What is compensation in flow cytometry?

Fluorophores emit light over a broad spectrum, so a dye meant for one detector also produces signal in others. Compensation subtracts that spillover so each channel reports only its true fluorophore. Getting it right is essential before any multi-colour panel can be interpreted.

How is spillover calculated?

From a single-stain control, spillover into another detector is the net positive signal seen in that detector divided by the net positive signal in the dye's own detector, as a percent. Net means the positive median minus the unstained negative median, which removes autofluorescence and background.

Why use the median and not the mean?

Fluorescence distributions are skewed and span several logs, so the arithmetic mean is pulled by bright outliers. The median fluorescence intensity, or MFI, is robust to that skew and is the standard statistic for compensation and for reporting populations.

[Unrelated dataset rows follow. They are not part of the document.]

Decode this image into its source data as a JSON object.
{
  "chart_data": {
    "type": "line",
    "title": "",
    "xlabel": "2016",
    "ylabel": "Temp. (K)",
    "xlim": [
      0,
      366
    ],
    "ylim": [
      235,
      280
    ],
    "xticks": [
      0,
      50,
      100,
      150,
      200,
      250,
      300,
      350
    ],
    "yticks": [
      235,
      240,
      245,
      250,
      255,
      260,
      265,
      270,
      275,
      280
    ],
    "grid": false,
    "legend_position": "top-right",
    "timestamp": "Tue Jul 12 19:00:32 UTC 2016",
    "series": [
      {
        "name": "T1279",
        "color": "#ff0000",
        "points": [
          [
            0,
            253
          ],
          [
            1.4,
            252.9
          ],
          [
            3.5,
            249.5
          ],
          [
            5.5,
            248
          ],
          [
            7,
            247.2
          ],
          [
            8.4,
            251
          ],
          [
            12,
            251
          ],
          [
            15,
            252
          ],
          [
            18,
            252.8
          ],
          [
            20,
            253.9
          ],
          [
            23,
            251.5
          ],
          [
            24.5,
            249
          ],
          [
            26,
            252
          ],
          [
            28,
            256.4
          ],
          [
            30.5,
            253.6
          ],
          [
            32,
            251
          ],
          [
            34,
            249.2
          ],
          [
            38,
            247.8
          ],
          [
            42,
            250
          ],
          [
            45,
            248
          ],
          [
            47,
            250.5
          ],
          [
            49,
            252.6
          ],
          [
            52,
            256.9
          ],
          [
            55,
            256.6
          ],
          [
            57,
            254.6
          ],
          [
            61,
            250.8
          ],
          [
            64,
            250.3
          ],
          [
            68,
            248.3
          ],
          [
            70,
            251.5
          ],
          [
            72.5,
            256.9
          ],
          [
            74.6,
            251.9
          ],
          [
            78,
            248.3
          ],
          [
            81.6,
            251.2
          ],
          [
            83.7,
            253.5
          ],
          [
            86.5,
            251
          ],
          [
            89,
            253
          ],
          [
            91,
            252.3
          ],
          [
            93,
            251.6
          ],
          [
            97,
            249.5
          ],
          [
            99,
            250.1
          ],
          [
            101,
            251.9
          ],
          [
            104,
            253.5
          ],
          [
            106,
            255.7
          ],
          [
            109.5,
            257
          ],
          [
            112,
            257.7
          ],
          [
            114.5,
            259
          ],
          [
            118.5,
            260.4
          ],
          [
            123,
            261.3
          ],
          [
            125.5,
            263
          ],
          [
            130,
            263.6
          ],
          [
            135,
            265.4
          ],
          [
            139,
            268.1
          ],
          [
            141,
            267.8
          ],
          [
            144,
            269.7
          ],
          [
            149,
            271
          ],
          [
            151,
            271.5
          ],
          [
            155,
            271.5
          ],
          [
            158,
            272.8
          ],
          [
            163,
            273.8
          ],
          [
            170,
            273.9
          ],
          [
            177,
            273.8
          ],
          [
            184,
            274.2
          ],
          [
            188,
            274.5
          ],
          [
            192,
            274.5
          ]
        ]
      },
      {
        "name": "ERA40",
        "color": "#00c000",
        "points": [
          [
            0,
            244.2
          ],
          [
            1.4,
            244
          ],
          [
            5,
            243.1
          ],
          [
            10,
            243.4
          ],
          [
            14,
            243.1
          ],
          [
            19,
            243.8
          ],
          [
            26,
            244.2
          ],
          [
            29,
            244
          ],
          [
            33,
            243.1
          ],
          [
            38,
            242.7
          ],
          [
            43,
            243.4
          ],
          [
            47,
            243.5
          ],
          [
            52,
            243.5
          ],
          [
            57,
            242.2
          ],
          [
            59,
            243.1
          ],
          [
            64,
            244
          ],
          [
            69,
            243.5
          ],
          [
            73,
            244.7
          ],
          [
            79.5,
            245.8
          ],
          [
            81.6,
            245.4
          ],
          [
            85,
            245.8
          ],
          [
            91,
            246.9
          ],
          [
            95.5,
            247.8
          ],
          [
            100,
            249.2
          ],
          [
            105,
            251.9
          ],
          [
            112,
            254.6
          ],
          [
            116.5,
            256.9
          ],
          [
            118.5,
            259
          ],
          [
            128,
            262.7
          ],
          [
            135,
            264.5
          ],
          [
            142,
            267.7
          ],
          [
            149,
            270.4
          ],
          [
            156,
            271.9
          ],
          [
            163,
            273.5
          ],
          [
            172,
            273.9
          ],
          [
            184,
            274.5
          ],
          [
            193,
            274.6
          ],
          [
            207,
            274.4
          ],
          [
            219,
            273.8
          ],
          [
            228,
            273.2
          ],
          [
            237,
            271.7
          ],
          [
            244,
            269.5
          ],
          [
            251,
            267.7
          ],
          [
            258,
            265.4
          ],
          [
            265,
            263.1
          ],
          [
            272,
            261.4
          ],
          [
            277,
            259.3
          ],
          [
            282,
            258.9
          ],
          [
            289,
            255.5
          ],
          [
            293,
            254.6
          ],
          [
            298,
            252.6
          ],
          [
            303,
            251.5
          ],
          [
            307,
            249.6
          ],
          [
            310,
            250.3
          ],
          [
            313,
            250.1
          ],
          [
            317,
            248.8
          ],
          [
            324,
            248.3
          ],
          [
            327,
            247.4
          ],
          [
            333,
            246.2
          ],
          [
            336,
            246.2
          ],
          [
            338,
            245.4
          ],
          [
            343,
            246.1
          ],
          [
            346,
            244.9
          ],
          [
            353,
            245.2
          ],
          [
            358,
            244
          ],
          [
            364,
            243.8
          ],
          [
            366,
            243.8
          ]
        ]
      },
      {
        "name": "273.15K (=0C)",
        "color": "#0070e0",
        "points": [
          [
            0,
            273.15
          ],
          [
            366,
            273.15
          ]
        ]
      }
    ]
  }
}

What spillover value is too high?

Low single-digit spillover is trivial to compensate. Values into the tens of percent are common between adjacent dyes like FITC and PE and still work. Spillover much above 50 percent means heavy spectral overlap and large spreading error, so a different dye pairing is usually the better fix.

Do I subtract the unstained control?

Yes, always. Autofluorescence and instrument background add a baseline to every detector. The calculator subtracts the negative-population MFI you enter for each detector, so the spillover reflects only the dye-specific signal and not the cells' own glow.

Flow Cytometry Compensation Matrix Calculator

Before a multi-colour flow panel can be read, the spillover between detectors has to be measured and removed. This tool computes the spillover percentages for a two-fluorophore pair from single-stain control medians, the first step in building a compensation matrix.

How it works

Run one single-stain control per dye and record the median fluorescence (MFI) of the positive and negative populations in each detector. The spillover of fluorophore i into detector j is its net leak signal divided by its own net signal:

spillover%(i -> j) = 100 x (MFI_pos_j - MFI_neg_j) / (MFI_pos_i - MFI_neg_i)

Subtracting the negative population removes autofluorescence and instrument background in every detector. The diagonal, a dye into its own detector, is 100 percent by definition. The off-diagonal values form the spillover matrix the cytometer software inverts to compensate your data.

Tips and example

Suppose fluorophore A reads a net 19,800 MFI in its own detector and a net 2,250 in B’s detector. Its spillover into B is 100 x 2250 / 19800, about 11 percent. Keep controls as bright or brighter than the experimental samples, use the same voltages throughout, and prefer compensation beads when cells are rare or dim. If two dyes show very high mutual spillover, expect spreading error in those channels and consider re-designing the panel rather than relying on heavy compensation.